For Japan Locust Eaters, A Plague of Cesium?, Wall Street Journal, Jan. 13, 2012:
[... L]ocusts are a bounty for the insect eaters of rice-producing regions like Nagano, Chiba and the towns of the northeast hit hardest by the March 11 disasters.
But Hajime Fugo, the vice president of Tokyo University of Agriculture of Technology and a physiologist specializing in insects [...] along with two students, in October went to Iitate, a village located over 30 kilometers away from the nuclear plant and where hot spots of high radiation have been discovered. [...]
About 4,000 becquerels of radioactive cesium-134 and cesium-137 was detected in the grasshoppers, all 500 weighing a cumulative one kilogram. The levels far exceed Japan’s regulatory limit of 500 becquerels per kilogram.
Mr. Fugo said the results were astonishing. [...]

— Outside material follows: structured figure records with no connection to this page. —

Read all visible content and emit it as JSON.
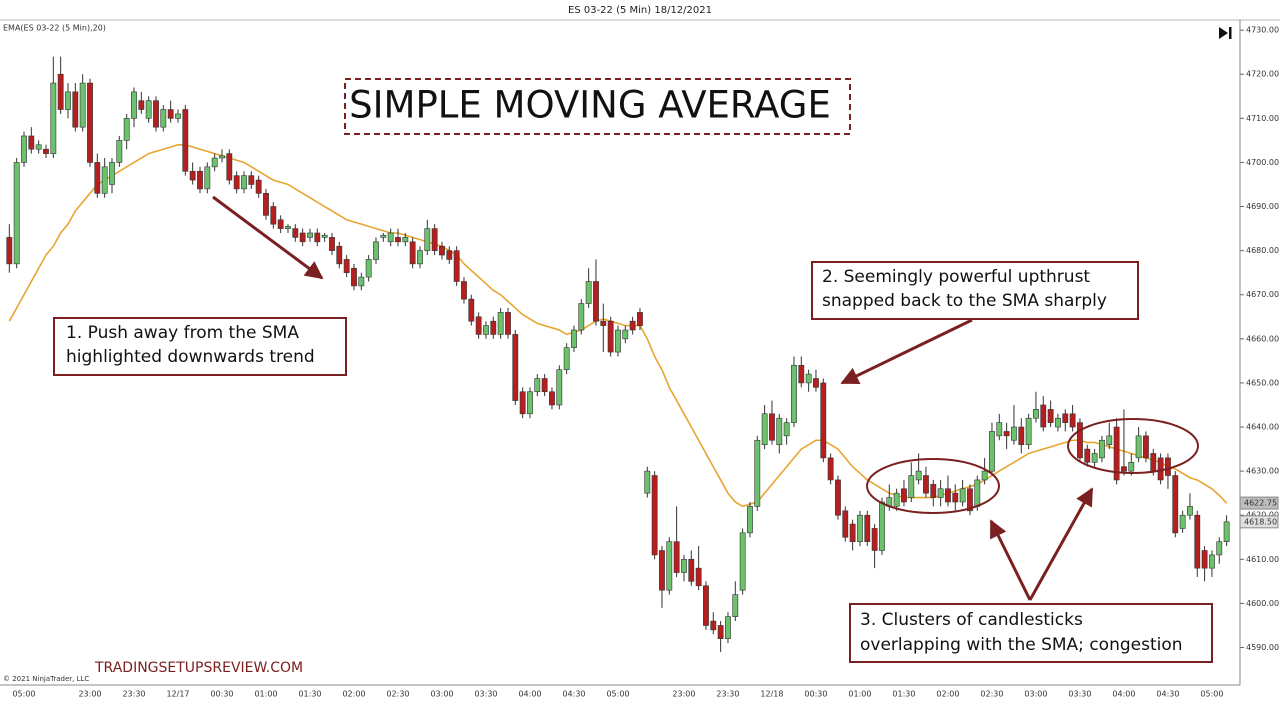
{
  "chart_data": {
    "type": "candlestick",
    "title": "ES 03-22 (5 Min)  18/12/2021",
    "indicator_label": "EMA(ES 03-22 (5 Min),20)",
    "headline": "SIMPLE MOVING AVERAGE",
    "annotations": [
      {
        "lines": [
          "1. Push away from the SMA",
          "highlighted downwards trend"
        ]
      },
      {
        "lines": [
          "2. Seemingly powerful upthrust",
          "snapped back to the SMA sharply"
        ]
      },
      {
        "lines": [
          "3. Clusters of candlesticks",
          "overlapping with the SMA; congestion"
        ]
      }
    ],
    "watermark": "TRADINGSETUPSREVIEW.COM",
    "copyright": "© 2021 NinjaTrader, LLC",
    "up_color": "#6cc16c",
    "down_color": "#b51f1f",
    "ylim": [
      4581.5,
      4732.3
    ],
    "yticks": [
      {
        "value": 4730,
        "label": "4730.00"
      },
      {
        "value": 4720,
        "label": "4720.00"
      },
      {
        "value": 4710,
        "label": "4710.00"
      },
      {
        "value": 4700,
        "label": "4700.00"
      },
      {
        "value": 4690,
        "label": "4690.00"
      },
      {
        "value": 4680,
        "label": "4680.00"
      },
      {
        "value": 4670,
        "label": "4670.00"
      },
      {
        "value": 4660,
        "label": "4660.00"
      },
      {
        "value": 4650,
        "label": "4650.00"
      },
      {
        "value": 4640,
        "label": "4640.00"
      },
      {
        "value": 4630,
        "label": "4630.00"
      },
      {
        "value": 4620,
        "label": "4620.00"
      },
      {
        "value": 4610,
        "label": "4610.00"
      },
      {
        "value": 4600,
        "label": "4600.00"
      },
      {
        "value": 4590,
        "label": "4590.00"
      }
    ],
    "categories": [
      null,
      null,
      "05:00",
      null,
      null,
      null,
      null,
      null,
      null,
      null,
      null,
      "23:00",
      null,
      null,
      null,
      null,
      null,
      "23:30",
      null,
      null,
      null,
      null,
      null,
      "12/17",
      null,
      null,
      null,
      null,
      null,
      "00:30",
      null,
      null,
      null,
      null,
      null,
      "01:00",
      null,
      null,
      null,
      null,
      null,
      "01:30",
      null,
      null,
      null,
      null,
      null,
      "02:00",
      null,
      null,
      null,
      null,
      null,
      "02:30",
      null,
      null,
      null,
      null,
      null,
      "03:00",
      null,
      null,
      null,
      null,
      null,
      "03:30",
      null,
      null,
      null,
      null,
      null,
      "04:00",
      null,
      null,
      null,
      null,
      null,
      "04:30",
      null,
      null,
      null,
      null,
      null,
      "05:00",
      null,
      null,
      null,
      null,
      null,
      null,
      null,
      null,
      "23:00",
      null,
      null,
      null,
      null,
      null,
      "23:30",
      null,
      null,
      null,
      null,
      null,
      "12/18",
      null,
      null,
      null,
      null,
      null,
      "00:30",
      null,
      null,
      null,
      null,
      null,
      "01:00",
      null,
      null,
      null,
      null,
      null,
      "01:30",
      null,
      null,
      null,
      null,
      null,
      "02:00",
      null,
      null,
      null,
      null,
      null,
      "02:30",
      null,
      null,
      null,
      null,
      null,
      "03:00",
      null,
      null,
      null,
      null,
      null,
      "03:30",
      null,
      null,
      null,
      null,
      null,
      "04:00",
      null,
      null,
      null,
      null,
      null,
      "04:30",
      null,
      null,
      null,
      null,
      null,
      "05:00",
      null,
      null
    ],
    "candles": [
      [
        4683,
        4686,
        4675,
        4677
      ],
      [
        4677,
        4701,
        4676,
        4700
      ],
      [
        4700,
        4707,
        4699,
        4706
      ],
      [
        4706,
        4708,
        4702,
        4703
      ],
      [
        4703,
        4705,
        4702,
        4704
      ],
      [
        4703,
        4704,
        4701,
        4702
      ],
      [
        4702,
        4724,
        4701,
        4718
      ],
      [
        4720,
        4724,
        4711,
        4712
      ],
      [
        4712,
        4718,
        4710,
        4716
      ],
      [
        4716,
        4718,
        4707,
        4708
      ],
      [
        4708,
        4720,
        4707,
        4718
      ],
      [
        4718,
        4719,
        4699,
        4700
      ],
      [
        4700,
        4702,
        4692,
        4693
      ],
      [
        4693,
        4701,
        4692,
        4699
      ],
      [
        4695,
        4701,
        4693,
        4700
      ],
      [
        4700,
        4706,
        4699,
        4705
      ],
      [
        4705,
        4711,
        4703,
        4710
      ],
      [
        4710,
        4717,
        4708,
        4716
      ],
      [
        4714,
        4716,
        4711,
        4712
      ],
      [
        4710,
        4715,
        4709,
        4714
      ],
      [
        4714,
        4715,
        4707,
        4708
      ],
      [
        4708,
        4713,
        4707,
        4712
      ],
      [
        4712,
        4714,
        4709,
        4710
      ],
      [
        4710,
        4712,
        4709,
        4711
      ],
      [
        4712,
        4713,
        4697,
        4698
      ],
      [
        4698,
        4700,
        4695,
        4696
      ],
      [
        4698,
        4699,
        4693,
        4694
      ],
      [
        4694,
        4700,
        4693,
        4699
      ],
      [
        4699,
        4702,
        4698,
        4701
      ],
      [
        4701,
        4703,
        4700,
        4701.5
      ],
      [
        4702,
        4703,
        4695,
        4696
      ],
      [
        4697,
        4698,
        4693,
        4694
      ],
      [
        4694,
        4698,
        4693,
        4697
      ],
      [
        4697,
        4698,
        4694,
        4695
      ],
      [
        4696,
        4697,
        4692,
        4693
      ],
      [
        4693,
        4694,
        4687,
        4688
      ],
      [
        4690,
        4691,
        4685,
        4686
      ],
      [
        4687,
        4688,
        4684,
        4685
      ],
      [
        4685,
        4686,
        4684,
        4685.5
      ],
      [
        4685,
        4686,
        4682,
        4683
      ],
      [
        4684,
        4685,
        4681,
        4682
      ],
      [
        4683,
        4685,
        4682,
        4684
      ],
      [
        4684,
        4685,
        4681,
        4682
      ],
      [
        4683,
        4684,
        4682,
        4683.5
      ],
      [
        4683,
        4684,
        4679,
        4680
      ],
      [
        4681,
        4682,
        4676,
        4677
      ],
      [
        4678,
        4679,
        4674,
        4675
      ],
      [
        4676,
        4677,
        4671,
        4672
      ],
      [
        4672,
        4675,
        4671,
        4674
      ],
      [
        4674,
        4679,
        4673,
        4678
      ],
      [
        4678,
        4683,
        4677,
        4682
      ],
      [
        4683,
        4684,
        4682,
        4683.5
      ],
      [
        4682,
        4685,
        4681,
        4684
      ],
      [
        4683,
        4685,
        4681,
        4682
      ],
      [
        4682,
        4684,
        4681,
        4683
      ],
      [
        4682,
        4683,
        4676,
        4677
      ],
      [
        4677,
        4681,
        4676,
        4680
      ],
      [
        4680,
        4687,
        4679,
        4685
      ],
      [
        4685,
        4686,
        4679,
        4680
      ],
      [
        4681,
        4682,
        4678,
        4679
      ],
      [
        4680,
        4681,
        4677,
        4678
      ],
      [
        4680,
        4681,
        4672,
        4673
      ],
      [
        4673,
        4674,
        4668,
        4669
      ],
      [
        4669,
        4670,
        4663,
        4664
      ],
      [
        4665,
        4666,
        4660,
        4661
      ],
      [
        4661,
        4664,
        4660,
        4663
      ],
      [
        4664,
        4665,
        4660,
        4661
      ],
      [
        4661,
        4667,
        4660,
        4666
      ],
      [
        4666,
        4667,
        4660,
        4661
      ],
      [
        4661,
        4662,
        4645,
        4646
      ],
      [
        4648,
        4649,
        4642,
        4643
      ],
      [
        4643,
        4649,
        4642,
        4648
      ],
      [
        4648,
        4652,
        4647,
        4651
      ],
      [
        4651,
        4652,
        4647,
        4648
      ],
      [
        4648,
        4649,
        4644,
        4645
      ],
      [
        4645,
        4654,
        4644,
        4653
      ],
      [
        4653,
        4659,
        4652,
        4658
      ],
      [
        4658,
        4663,
        4657,
        4662
      ],
      [
        4662,
        4669,
        4661,
        4668
      ],
      [
        4668,
        4676,
        4667,
        4673
      ],
      [
        4673,
        4678,
        4663,
        4664
      ],
      [
        4664,
        4668,
        4657,
        4663
      ],
      [
        4664,
        4665,
        4656,
        4657
      ],
      [
        4657,
        4663,
        4656,
        4662
      ],
      [
        4660,
        4663,
        4659,
        4662
      ],
      [
        4664,
        4665,
        4661,
        4662
      ],
      [
        4666,
        4667,
        4662,
        4663
      ],
      [
        4625,
        4631,
        4624,
        4630
      ],
      [
        4629,
        4630,
        4610,
        4611
      ],
      [
        4612,
        4613,
        4599,
        4603
      ],
      [
        4603,
        4615,
        4602,
        4614
      ],
      [
        4614,
        4622,
        4606,
        4607
      ],
      [
        4607,
        4611,
        4605,
        4610
      ],
      [
        4610,
        4612,
        4604,
        4605
      ],
      [
        4608,
        4613,
        4603,
        4604
      ],
      [
        4604,
        4605,
        4594,
        4595
      ],
      [
        4596,
        4598,
        4593,
        4594
      ],
      [
        4595,
        4596,
        4589,
        4592
      ],
      [
        4592,
        4598,
        4591,
        4597
      ],
      [
        4597,
        4605,
        4596,
        4602
      ],
      [
        4603,
        4617,
        4602,
        4616
      ],
      [
        4616,
        4623,
        4615,
        4622
      ],
      [
        4622,
        4638,
        4621,
        4637
      ],
      [
        4636,
        4645,
        4635,
        4643
      ],
      [
        4643,
        4646,
        4636,
        4637
      ],
      [
        4636,
        4643,
        4634,
        4642
      ],
      [
        4638,
        4642,
        4636,
        4641
      ],
      [
        4641,
        4656,
        4640,
        4654
      ],
      [
        4654,
        4656,
        4649,
        4650
      ],
      [
        4650,
        4653,
        4648,
        4652
      ],
      [
        4651,
        4653,
        4648,
        4649
      ],
      [
        4650,
        4651,
        4632,
        4633
      ],
      [
        4633,
        4634,
        4627,
        4628
      ],
      [
        4628,
        4629,
        4619,
        4620
      ],
      [
        4621,
        4622,
        4614,
        4615
      ],
      [
        4618,
        4619,
        4612,
        4614
      ],
      [
        4614,
        4621,
        4613,
        4620
      ],
      [
        4620,
        4621,
        4613,
        4614
      ],
      [
        4617,
        4618,
        4608,
        4612
      ],
      [
        4612,
        4624,
        4611,
        4623
      ],
      [
        4622,
        4627,
        4621,
        4624
      ],
      [
        4622,
        4626,
        4621,
        4625
      ],
      [
        4626,
        4628,
        4622,
        4623
      ],
      [
        4624,
        4632,
        4623,
        4629
      ],
      [
        4628,
        4634,
        4627,
        4630
      ],
      [
        4629,
        4631,
        4624,
        4625
      ],
      [
        4627,
        4628,
        4622,
        4624
      ],
      [
        4624,
        4628,
        4622,
        4626
      ],
      [
        4626,
        4629,
        4622,
        4623
      ],
      [
        4625,
        4627,
        4621,
        4623
      ],
      [
        4623,
        4628,
        4622,
        4626
      ],
      [
        4626,
        4627,
        4620,
        4621
      ],
      [
        4622,
        4629,
        4621,
        4628
      ],
      [
        4628,
        4633,
        4627,
        4630
      ],
      [
        4630,
        4641,
        4629,
        4639
      ],
      [
        4638,
        4643,
        4637,
        4641
      ],
      [
        4639,
        4641,
        4635,
        4638
      ],
      [
        4637,
        4645,
        4636,
        4640
      ],
      [
        4640,
        4642,
        4634,
        4636
      ],
      [
        4636,
        4643,
        4635,
        4642
      ],
      [
        4642,
        4648,
        4641,
        4644
      ],
      [
        4645,
        4647,
        4639,
        4640
      ],
      [
        4644,
        4646,
        4640,
        4641
      ],
      [
        4640,
        4643,
        4639,
        4642
      ],
      [
        4643,
        4644,
        4639,
        4641
      ],
      [
        4643,
        4645,
        4639,
        4640
      ],
      [
        4641,
        4642,
        4632,
        4633
      ],
      [
        4635,
        4636,
        4631,
        4632
      ],
      [
        4632,
        4635,
        4631,
        4634
      ],
      [
        4633,
        4638,
        4632,
        4637
      ],
      [
        4636,
        4641,
        4635,
        4638
      ],
      [
        4640,
        4642,
        4627,
        4628
      ],
      [
        4631,
        4644,
        4629,
        4630
      ],
      [
        4630,
        4634,
        4629,
        4632
      ],
      [
        4633,
        4640,
        4632,
        4638
      ],
      [
        4638,
        4639,
        4632,
        4633
      ],
      [
        4634,
        4635,
        4629,
        4630
      ],
      [
        4633,
        4634,
        4627,
        4628
      ],
      [
        4633,
        4634,
        4626,
        4629
      ],
      [
        4629,
        4630,
        4615,
        4616
      ],
      [
        4617,
        4621,
        4616,
        4620
      ],
      [
        4620,
        4625,
        4619,
        4622
      ],
      [
        4620,
        4621,
        4606,
        4608
      ],
      [
        4612,
        4613,
        4605,
        4608
      ],
      [
        4608,
        4612,
        4606,
        4611
      ],
      [
        4611,
        4615,
        4609,
        4614
      ],
      [
        4614,
        4620,
        4613,
        4618.5
      ]
    ],
    "close_label": "4618.50",
    "sma": {
      "color": "#e8a530",
      "values": [
        4664,
        4667,
        4670,
        4673,
        4676,
        4679,
        4681,
        4684,
        4686,
        4689,
        4691,
        4693,
        4695,
        4696,
        4697,
        4698,
        4699,
        4700,
        4701,
        4702,
        4702.5,
        4703,
        4703.5,
        4704,
        4704,
        4703.5,
        4703,
        4702.5,
        4702,
        4701.5,
        4701,
        4700.5,
        4700,
        4699,
        4698,
        4697,
        4696,
        4695.5,
        4695,
        4694,
        4693,
        4692,
        4691,
        4690,
        4689,
        4688,
        4687,
        4686.5,
        4686,
        4685.5,
        4685,
        4684.5,
        4684,
        4684,
        4683.5,
        4683,
        4682.5,
        4682,
        4681.5,
        4681,
        4680,
        4679,
        4677,
        4675.5,
        4674,
        4672.5,
        4671,
        4670,
        4668.5,
        4667,
        4665.5,
        4664.5,
        4663.5,
        4663,
        4662.5,
        4662,
        4661,
        4661.5,
        4662,
        4663,
        4664,
        4664.5,
        4664,
        4663.5,
        4663,
        4663,
        4663,
        4660,
        4656,
        4653,
        4649,
        4646,
        4643,
        4640,
        4637,
        4634,
        4631,
        4628,
        4625,
        4623,
        4622,
        4622.5,
        4623,
        4625,
        4627,
        4629,
        4631,
        4633,
        4635,
        4636,
        4637,
        4637,
        4636,
        4635,
        4633,
        4631,
        4629.5,
        4628,
        4627,
        4626,
        4625,
        4624.5,
        4624,
        4624,
        4624,
        4624,
        4624,
        4624.5,
        4625,
        4625.5,
        4626,
        4626.5,
        4627,
        4628,
        4629,
        4630,
        4631,
        4632,
        4633,
        4634,
        4634.5,
        4635,
        4635.5,
        4636,
        4636.5,
        4637,
        4637,
        4636.5,
        4636.5,
        4636,
        4635.5,
        4635,
        4634.5,
        4634,
        4633.5,
        4633,
        4632.5,
        4632,
        4631,
        4630.5,
        4629.5,
        4628.5,
        4628,
        4627,
        4626,
        4624.5,
        4622.75
      ]
    }
  }
}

The Journal notes Fugo is “concerned the Fukushima Daiichi nuclear accident may swat the critter off the country’s bug-eating menu, [and] is conducting research designed to save the tasty tradition” and “worried the locust-eating tradition may fall into extinction should
connoisseurs shun the bug amid deepening anxiety among consumers”.
Keep that in mind when reading about how “the scientist thinks it is safe to eat the bugs because they are usually in snack-sized portions”.